Rotating number plates are built into the boot and the chromed but bulky front bumper, which itself is flanked by a pair of battering ram overriders. There’s a genuinely bulletproof pop-up shield at the back, a simulated oil slick delivery system (it shoots water) and a powerful smoke screen function, which we’re told to avoid toggling in the studio to avoid a classic Q-branch-style mishap.
The interior is special, too. Alongside the faithful wood and metal finish, a secret button reveals a circular radar system with a modern navigation system. There’s an under-seat storage tray – for guns in the movie, but more likely memorabilia for owners. A full-size telephone receiver pops out of the door, and this can be linked to a modern smartphone. Finally, there’s a red button to be found under a flap on top of the gearlever. We’re not quite sure what happens if you press this – we didn’t dare. However, as the opening hatch in the roof for the ejector seat is optional, it’s unlikely you’ll send your passenger into orbit.
The most impressive aspect of the DB5 Goldfinger isn’t the Bond-inspired gadgetry, however, but the car itself. It’s just a shame that such a fastidiously crafted recreation of one of Aston’s most iconic cars won’t ever grace the road, given its modifications from fiction. We’ll have to see if Aston Martin’s new ‘M’, former AMG boss Tobias Moers, thinks that’s something that could change in the future.
Aston Martin DB5 Goldfinger review
This isn’t a toy, this is a proper DB5. Every part is new using modern materials, but it feels 100 per cent authentic and drives much in the same way as the original – so it responds beautifully to violence.
Open the taps and it comes alive, assaulting all your senses. The roar of the engine; the smell of everything getting hot; the whines; the squeaks; the jiggly wing mirrors. We couldn’t stop smiling, and the Aston PR man couldn’t keep up. That’s not to say the DB5 is faster than a modern hot hatch, because it’s not. Handling? You’ll be wearing that drive-thru coffee within 100 yards. But that’s part of its charm. We love it because there are no electronic driving aids. We love it because it’s got a beautifully mechanical gearbox and a big, skinny steering wheel. We love it because it’s so dinky that anyone taller than a jockey is too big for it. You soon forget the car’s value when bombing down a soggy B-road. Especially when it rolls on crossply Avon tyres.
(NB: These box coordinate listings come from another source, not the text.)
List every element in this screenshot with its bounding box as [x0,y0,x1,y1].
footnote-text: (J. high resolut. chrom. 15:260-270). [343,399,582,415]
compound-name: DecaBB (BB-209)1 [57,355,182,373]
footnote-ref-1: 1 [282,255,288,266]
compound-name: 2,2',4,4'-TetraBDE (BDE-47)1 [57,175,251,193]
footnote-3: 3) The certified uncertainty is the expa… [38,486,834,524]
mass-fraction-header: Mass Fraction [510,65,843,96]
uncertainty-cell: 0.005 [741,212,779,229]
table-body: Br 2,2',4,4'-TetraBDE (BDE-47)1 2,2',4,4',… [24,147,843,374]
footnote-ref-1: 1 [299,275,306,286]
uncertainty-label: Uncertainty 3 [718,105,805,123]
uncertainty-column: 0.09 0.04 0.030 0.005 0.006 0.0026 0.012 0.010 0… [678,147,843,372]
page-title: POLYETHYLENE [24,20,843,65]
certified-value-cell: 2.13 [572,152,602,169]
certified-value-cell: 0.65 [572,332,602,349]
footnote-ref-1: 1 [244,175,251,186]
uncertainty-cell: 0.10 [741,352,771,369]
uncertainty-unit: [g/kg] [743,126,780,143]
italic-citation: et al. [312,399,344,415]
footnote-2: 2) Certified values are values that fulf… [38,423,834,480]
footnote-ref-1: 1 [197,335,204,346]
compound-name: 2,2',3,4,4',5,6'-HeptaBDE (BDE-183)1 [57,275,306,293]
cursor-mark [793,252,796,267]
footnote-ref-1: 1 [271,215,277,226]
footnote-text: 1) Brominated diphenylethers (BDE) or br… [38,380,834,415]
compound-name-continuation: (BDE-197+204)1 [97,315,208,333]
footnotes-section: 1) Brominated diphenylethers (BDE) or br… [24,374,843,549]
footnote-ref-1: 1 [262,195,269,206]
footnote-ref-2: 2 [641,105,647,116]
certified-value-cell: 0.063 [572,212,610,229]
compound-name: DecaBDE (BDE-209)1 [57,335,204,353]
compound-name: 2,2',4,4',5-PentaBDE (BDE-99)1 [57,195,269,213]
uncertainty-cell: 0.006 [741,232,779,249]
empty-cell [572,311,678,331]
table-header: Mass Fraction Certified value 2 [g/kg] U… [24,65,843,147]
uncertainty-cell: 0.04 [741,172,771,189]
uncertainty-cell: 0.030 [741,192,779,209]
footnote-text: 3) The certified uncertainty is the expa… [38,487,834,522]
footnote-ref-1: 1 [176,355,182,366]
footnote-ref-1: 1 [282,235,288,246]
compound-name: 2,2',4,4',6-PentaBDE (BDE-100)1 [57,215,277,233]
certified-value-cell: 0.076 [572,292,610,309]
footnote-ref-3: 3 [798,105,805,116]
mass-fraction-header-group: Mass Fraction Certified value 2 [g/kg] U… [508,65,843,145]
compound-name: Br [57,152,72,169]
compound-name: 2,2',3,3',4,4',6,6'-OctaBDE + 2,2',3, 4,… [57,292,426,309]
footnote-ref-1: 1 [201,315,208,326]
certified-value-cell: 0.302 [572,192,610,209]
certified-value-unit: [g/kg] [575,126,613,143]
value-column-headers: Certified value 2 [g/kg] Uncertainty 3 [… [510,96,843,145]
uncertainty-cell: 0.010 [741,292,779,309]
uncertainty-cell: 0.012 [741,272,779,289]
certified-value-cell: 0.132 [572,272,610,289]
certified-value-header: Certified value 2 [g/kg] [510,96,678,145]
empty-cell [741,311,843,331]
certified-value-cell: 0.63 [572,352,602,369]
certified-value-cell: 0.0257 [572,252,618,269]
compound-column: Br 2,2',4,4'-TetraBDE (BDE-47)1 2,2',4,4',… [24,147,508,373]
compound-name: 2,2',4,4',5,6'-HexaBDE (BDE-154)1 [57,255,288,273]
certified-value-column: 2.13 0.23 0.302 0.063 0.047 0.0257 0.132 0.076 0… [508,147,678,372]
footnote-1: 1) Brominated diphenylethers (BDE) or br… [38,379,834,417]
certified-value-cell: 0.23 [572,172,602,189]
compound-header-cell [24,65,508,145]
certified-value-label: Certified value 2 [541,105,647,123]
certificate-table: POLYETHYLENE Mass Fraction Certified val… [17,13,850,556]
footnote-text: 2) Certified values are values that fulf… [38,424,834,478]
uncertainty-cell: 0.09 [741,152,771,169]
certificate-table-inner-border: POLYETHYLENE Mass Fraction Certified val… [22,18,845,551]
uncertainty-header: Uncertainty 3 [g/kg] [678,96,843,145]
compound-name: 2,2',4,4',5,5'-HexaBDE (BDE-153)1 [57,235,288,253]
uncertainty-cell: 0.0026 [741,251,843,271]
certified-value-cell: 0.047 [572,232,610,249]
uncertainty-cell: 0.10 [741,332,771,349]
In some ways, a DB5 is like a Spitfire. The better the pilot you are the more you get out of it, unlike a Eurofighter, where a computer does almost everything for the pilot. We should perhaps spell out that we drove a road-legal development car, but we might have accidentally flipped up the gearknob and fired the simulated twin machine guns while driving. Purely by mistake. The 25 lucky people who buy a Goldfinger DB5 won’t be able to use their car on the public highway, and that’s a shame for them, you, us and everyone else who has loved the DB5 since it first appeared on the silver screen.